I watched the 'Minute by Minute - Pleasure Boat Disaster' on Channel 5 (UK) last night and thought it a waste of time and totally biased against the Bowbelle.
I watched because I was Mate on her from 1985-7 and thought I might at least see some footage of her on the Thames. All I got were stories about what people on the Marchioness had been doing earlier in the day.
Whilst I obviously agree it was a disaster, and have every sympathy for the people lost and their families, I think a balanced view should have been given. No-one from the Bowbelle or East Coast Aggregates, her owners was interviewed. It was stated clearly that the 'Belle should not have been in the centre of the River, with no thought or mention that her air draught meant she needed to use the centre bridge arches She also used to report to Woolwich Radio at each bridge, though I doubt this would have been heard over the music on the Marchioness.
The preparation for the programme was lacking in that the Bowbelle was referred to as 'dredging the river', when she was an aggregate dredger, and at another time as a 'tanker.
All in all, I thought it a very poor programme.
Rob


----------



## norman.r (Apr 25, 2006)

I was interested to see your comments on the tv reporting of the incident and fully agree that the background from the "Bowbelle" perspective was never reported. I was Mate on her from 1983 to 1985 so you must have followed on shortly after me.
Norman


----------



## alan ward (Jul 20, 2009)

No doubt both of you can inform me why, knowing how congested those reaches can be with pleasure craft at all times,there wasn`t a lookout on the Bowbelles foc`sl,or a someone on the Marchioness watching her stern.
Last year I attended a nightime party on the Thames and it was like Piccadilly Circus crossed with the M6.


----------



## AlbieR (May 18, 2007)

alan ward said:


> No doubt both of you can inform me why, knowing how congested those reaches can be with pleasure craft at all times,there wasn`t a lookout on the Bowbelles foc`sl,or a someone on the Marchioness watching her stern.
> Last year I attended a nightime party on the Thames and it was like Piccadilly Circus crossed with the M6.
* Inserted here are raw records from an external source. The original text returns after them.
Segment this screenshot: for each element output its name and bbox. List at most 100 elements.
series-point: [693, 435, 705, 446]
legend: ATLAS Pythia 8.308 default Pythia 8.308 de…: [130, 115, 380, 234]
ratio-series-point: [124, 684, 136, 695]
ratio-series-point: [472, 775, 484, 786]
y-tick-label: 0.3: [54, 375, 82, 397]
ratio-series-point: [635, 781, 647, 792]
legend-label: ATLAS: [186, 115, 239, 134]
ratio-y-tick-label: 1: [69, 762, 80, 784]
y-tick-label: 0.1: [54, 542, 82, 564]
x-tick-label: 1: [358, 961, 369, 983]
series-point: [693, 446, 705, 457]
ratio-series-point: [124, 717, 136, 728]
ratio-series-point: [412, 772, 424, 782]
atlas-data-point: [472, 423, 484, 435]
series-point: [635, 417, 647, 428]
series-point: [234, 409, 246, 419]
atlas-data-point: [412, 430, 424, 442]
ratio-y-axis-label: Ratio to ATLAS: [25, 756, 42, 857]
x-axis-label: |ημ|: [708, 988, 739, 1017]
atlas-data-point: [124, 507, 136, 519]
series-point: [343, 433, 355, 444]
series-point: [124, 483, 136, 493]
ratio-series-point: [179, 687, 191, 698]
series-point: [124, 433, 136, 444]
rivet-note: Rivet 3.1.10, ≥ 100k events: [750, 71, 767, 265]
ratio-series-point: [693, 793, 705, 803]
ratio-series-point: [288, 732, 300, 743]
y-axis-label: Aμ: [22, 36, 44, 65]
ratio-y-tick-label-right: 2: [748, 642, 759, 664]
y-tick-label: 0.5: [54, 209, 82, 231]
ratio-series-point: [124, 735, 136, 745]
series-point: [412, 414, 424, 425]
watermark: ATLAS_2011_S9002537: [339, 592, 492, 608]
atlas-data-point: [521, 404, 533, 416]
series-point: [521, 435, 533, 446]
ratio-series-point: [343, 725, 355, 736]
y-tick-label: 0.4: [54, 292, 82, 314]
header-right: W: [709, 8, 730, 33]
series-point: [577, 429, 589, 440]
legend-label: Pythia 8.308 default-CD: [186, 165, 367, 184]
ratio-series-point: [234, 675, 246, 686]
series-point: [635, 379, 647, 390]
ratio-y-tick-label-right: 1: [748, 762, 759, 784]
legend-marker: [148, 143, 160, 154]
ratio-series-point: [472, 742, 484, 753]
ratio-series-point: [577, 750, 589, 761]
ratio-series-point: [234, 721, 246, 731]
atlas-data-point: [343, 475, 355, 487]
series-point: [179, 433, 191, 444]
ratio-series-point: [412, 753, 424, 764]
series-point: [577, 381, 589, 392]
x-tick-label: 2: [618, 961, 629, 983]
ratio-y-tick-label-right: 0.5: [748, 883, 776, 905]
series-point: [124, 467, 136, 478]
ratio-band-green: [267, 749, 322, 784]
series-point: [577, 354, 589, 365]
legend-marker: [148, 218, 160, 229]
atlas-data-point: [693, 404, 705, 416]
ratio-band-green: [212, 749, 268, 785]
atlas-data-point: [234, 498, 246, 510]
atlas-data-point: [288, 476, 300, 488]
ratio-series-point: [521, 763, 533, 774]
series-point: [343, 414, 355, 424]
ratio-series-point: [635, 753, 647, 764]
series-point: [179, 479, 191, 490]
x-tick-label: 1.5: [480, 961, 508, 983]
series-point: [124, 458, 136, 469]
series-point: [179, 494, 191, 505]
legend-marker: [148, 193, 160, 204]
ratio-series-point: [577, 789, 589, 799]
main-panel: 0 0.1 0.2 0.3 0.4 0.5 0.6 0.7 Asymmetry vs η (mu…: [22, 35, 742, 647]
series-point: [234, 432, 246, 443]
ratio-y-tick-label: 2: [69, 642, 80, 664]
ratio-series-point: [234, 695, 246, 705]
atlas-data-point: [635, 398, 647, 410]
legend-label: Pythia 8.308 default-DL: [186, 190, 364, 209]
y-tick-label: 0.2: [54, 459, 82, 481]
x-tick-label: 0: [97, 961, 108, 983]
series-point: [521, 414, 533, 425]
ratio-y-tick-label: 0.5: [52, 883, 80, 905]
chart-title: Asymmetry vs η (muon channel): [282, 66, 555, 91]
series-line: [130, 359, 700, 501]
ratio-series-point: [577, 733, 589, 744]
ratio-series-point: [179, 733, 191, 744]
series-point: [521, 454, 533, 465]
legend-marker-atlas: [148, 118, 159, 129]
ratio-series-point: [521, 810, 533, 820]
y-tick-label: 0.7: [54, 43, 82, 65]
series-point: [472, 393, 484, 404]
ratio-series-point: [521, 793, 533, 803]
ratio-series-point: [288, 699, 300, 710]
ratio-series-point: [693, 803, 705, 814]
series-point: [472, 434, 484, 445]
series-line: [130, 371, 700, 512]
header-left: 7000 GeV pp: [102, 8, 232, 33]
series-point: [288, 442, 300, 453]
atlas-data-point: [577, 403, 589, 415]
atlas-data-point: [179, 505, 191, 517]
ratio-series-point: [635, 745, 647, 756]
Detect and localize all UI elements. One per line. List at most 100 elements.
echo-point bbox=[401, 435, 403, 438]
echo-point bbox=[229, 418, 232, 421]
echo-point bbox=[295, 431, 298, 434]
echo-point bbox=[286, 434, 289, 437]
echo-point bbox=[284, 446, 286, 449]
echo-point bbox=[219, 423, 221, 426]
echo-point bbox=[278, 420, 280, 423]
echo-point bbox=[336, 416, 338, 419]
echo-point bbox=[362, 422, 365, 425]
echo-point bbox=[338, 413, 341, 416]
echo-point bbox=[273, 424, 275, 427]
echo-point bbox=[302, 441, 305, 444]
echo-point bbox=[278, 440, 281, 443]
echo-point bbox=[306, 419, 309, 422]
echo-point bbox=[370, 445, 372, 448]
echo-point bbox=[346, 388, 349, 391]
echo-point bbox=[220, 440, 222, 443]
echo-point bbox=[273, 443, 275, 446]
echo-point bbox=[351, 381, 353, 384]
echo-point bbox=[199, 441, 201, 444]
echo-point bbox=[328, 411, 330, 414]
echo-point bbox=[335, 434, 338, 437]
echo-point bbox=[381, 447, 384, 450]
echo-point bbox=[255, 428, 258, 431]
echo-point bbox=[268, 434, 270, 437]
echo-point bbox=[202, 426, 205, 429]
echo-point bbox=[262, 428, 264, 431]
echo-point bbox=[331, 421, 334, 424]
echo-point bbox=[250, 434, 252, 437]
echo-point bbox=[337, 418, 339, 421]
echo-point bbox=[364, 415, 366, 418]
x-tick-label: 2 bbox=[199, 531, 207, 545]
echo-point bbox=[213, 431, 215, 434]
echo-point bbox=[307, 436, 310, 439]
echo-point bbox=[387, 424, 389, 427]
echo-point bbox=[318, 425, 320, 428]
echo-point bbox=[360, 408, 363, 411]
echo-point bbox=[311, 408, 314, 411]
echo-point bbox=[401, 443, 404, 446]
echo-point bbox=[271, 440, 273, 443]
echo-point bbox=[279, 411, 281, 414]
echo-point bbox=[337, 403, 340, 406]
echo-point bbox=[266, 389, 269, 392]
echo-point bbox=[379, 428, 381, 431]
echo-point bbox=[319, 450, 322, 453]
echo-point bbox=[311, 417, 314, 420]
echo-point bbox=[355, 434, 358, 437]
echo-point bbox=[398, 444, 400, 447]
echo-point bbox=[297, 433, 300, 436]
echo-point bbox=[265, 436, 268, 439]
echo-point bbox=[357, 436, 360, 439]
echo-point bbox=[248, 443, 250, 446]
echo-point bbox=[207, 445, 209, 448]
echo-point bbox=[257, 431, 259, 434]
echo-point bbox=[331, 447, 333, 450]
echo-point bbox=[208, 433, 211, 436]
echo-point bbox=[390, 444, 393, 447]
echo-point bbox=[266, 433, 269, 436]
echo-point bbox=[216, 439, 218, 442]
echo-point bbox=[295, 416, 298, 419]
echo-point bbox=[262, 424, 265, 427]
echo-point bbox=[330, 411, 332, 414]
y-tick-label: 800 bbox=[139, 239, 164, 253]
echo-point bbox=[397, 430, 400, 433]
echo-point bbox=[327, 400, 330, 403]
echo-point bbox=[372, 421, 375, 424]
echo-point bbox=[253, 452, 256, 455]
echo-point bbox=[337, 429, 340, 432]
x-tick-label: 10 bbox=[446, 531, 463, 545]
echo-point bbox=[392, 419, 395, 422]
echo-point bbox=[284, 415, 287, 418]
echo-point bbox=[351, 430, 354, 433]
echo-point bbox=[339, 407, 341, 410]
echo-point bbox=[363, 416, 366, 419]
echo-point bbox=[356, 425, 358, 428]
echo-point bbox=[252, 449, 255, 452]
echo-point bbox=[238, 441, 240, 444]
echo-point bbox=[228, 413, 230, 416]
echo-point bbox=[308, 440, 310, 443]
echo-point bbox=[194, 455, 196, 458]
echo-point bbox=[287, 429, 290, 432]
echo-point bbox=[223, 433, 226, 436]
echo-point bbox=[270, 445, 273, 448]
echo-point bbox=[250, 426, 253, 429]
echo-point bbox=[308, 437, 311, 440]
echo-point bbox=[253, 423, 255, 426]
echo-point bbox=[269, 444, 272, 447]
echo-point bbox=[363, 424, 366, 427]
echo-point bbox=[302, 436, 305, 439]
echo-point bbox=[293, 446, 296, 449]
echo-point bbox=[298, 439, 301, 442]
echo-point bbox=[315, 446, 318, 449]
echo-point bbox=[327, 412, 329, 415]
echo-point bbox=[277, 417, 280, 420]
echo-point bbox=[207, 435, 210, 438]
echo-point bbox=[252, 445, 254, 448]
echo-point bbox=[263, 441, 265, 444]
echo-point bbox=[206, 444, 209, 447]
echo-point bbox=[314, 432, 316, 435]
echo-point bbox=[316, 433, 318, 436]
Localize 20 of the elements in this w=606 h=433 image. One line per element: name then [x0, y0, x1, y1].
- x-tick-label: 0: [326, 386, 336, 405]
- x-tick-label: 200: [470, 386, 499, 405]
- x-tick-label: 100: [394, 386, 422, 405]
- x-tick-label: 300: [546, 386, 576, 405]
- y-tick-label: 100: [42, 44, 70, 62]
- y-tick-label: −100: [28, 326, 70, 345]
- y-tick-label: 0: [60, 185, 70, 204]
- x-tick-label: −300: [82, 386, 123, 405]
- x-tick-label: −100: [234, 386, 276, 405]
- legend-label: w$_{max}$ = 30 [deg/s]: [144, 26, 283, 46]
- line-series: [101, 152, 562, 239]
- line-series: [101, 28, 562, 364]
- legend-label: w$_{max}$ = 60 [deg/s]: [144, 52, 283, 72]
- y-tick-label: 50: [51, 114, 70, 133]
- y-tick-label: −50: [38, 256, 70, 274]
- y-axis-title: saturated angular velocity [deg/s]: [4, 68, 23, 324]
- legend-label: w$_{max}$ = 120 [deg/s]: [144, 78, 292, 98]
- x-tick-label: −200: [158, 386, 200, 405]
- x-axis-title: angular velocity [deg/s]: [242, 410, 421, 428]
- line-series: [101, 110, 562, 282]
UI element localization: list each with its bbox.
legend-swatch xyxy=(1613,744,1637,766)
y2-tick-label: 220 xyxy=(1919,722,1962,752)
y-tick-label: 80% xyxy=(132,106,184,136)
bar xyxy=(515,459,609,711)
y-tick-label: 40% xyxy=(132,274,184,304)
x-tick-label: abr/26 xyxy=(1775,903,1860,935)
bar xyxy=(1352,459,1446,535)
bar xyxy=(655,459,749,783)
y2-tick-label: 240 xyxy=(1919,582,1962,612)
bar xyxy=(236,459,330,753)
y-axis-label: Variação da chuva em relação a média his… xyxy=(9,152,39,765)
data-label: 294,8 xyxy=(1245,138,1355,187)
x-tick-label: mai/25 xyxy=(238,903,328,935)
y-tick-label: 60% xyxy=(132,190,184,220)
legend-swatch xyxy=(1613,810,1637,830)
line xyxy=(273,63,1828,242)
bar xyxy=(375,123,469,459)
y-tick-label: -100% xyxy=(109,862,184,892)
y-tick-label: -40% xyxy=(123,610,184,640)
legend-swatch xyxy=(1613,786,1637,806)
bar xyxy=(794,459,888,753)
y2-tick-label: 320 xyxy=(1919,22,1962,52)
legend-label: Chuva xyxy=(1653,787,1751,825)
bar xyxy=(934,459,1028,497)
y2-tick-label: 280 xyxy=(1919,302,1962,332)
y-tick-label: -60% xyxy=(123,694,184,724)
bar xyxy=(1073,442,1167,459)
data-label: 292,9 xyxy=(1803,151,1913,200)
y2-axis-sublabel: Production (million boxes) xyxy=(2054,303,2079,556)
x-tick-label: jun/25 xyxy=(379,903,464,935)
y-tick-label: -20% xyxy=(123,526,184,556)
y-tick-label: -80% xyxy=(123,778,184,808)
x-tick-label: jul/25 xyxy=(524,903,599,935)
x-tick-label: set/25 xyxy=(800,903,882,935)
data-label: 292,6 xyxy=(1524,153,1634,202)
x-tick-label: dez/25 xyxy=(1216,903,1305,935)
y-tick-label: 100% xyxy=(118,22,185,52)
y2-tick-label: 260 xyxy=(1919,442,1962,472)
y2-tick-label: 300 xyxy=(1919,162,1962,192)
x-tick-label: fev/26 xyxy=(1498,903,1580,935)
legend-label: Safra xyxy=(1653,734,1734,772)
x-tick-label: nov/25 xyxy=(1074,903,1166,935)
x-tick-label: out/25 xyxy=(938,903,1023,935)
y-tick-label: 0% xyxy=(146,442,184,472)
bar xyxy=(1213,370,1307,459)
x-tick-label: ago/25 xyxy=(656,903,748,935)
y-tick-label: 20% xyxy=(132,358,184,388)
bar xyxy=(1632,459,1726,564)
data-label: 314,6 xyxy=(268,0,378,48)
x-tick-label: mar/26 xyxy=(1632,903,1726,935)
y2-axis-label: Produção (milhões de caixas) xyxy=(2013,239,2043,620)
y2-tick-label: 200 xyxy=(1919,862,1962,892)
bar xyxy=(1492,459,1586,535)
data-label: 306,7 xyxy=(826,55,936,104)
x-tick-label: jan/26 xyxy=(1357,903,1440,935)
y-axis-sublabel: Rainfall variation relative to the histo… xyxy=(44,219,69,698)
There were two seamen for'd on Bowbelle one acting as lookout and the other standing by to raise the mast after passage through the bridge, all noted in the Report of the Chief Inspector of Marine Accidents 

http://www.maib.gov.uk/cms_resources.cfm?file=/marchioness and bowbelle part 1 and summary.pdf


----------



## norman.r (Apr 25, 2006)

When I was on "Bowbelle" during the passage through the bridges on the Thames the Second mate and two seamen were on lookout duty in the bow. There was always a problem particularly at night as the pleasure cruisers always operated as if there was no one else on the river and did not have a proper lookout or observe the rules regarding VHF traffic between other vessels and Woolwich Radio.
Norman


----------



## Rob Pithers (Dec 1, 2012)

I agree with Norman. we always had the off watch Mate on the bow with 2 seamen. The on watch Mate was on the helm. I always wondered how anyone on the partyboats could hear or see anything over the horrendously loud music and bright flashing lights. 
Rob


----------



## alan ward (Jul 20, 2009)

AlbieR said:


> There were two seamen for'd on Bowbelle one acting as lookout and the other standing by to raise the mast after passage through the bridge, all noted in the Report of the Chief Inspector of Marine Accidents
> 
> http://www.maib.gov.uk/cms_resources.cfm?file=/marchioness and bowbelle part 1 and summary.pdf


How did they then not see the Marchioness?


----------



## AlbieR (May 18, 2007)

alan ward said:


> How did they then not see the Marchioness?


If you read the report that I attached, on page 7 paragraph 3.6 it states "In BOWBELLE. the two seamen on the fo'c'sle had first noticed MARCHIONESS at about the time of passage through Southwark Bridge, that is less than a minute before impact." So they saw her as soon as she was in view after passing through Southwark Bridge.


----------



## Hugh Ferguson (Sep 4, 2006)

It was the loss of life, in particular young life, that gave this event such publicity but in THIS earlier disaster, had the point of impact occurred a mere 15 ft further aft there would indeed have been serious loss of young life.
It was again another accident involving a holder of a pilotage exemption certificate.


----------



## Rob Pithers (Dec 1, 2012)

What has a Pilotage Exemption Certificate got to do with it? You are in the arch of a bridge when you see another vessel that HASN'T been reporting his position, but should have been aware of you as you have been reporting. What are you going to do? Turn around? Put the brakes on? Maybe drop your anchor and take out the bridge as well? I don't see what difference a pilot would have made.


----------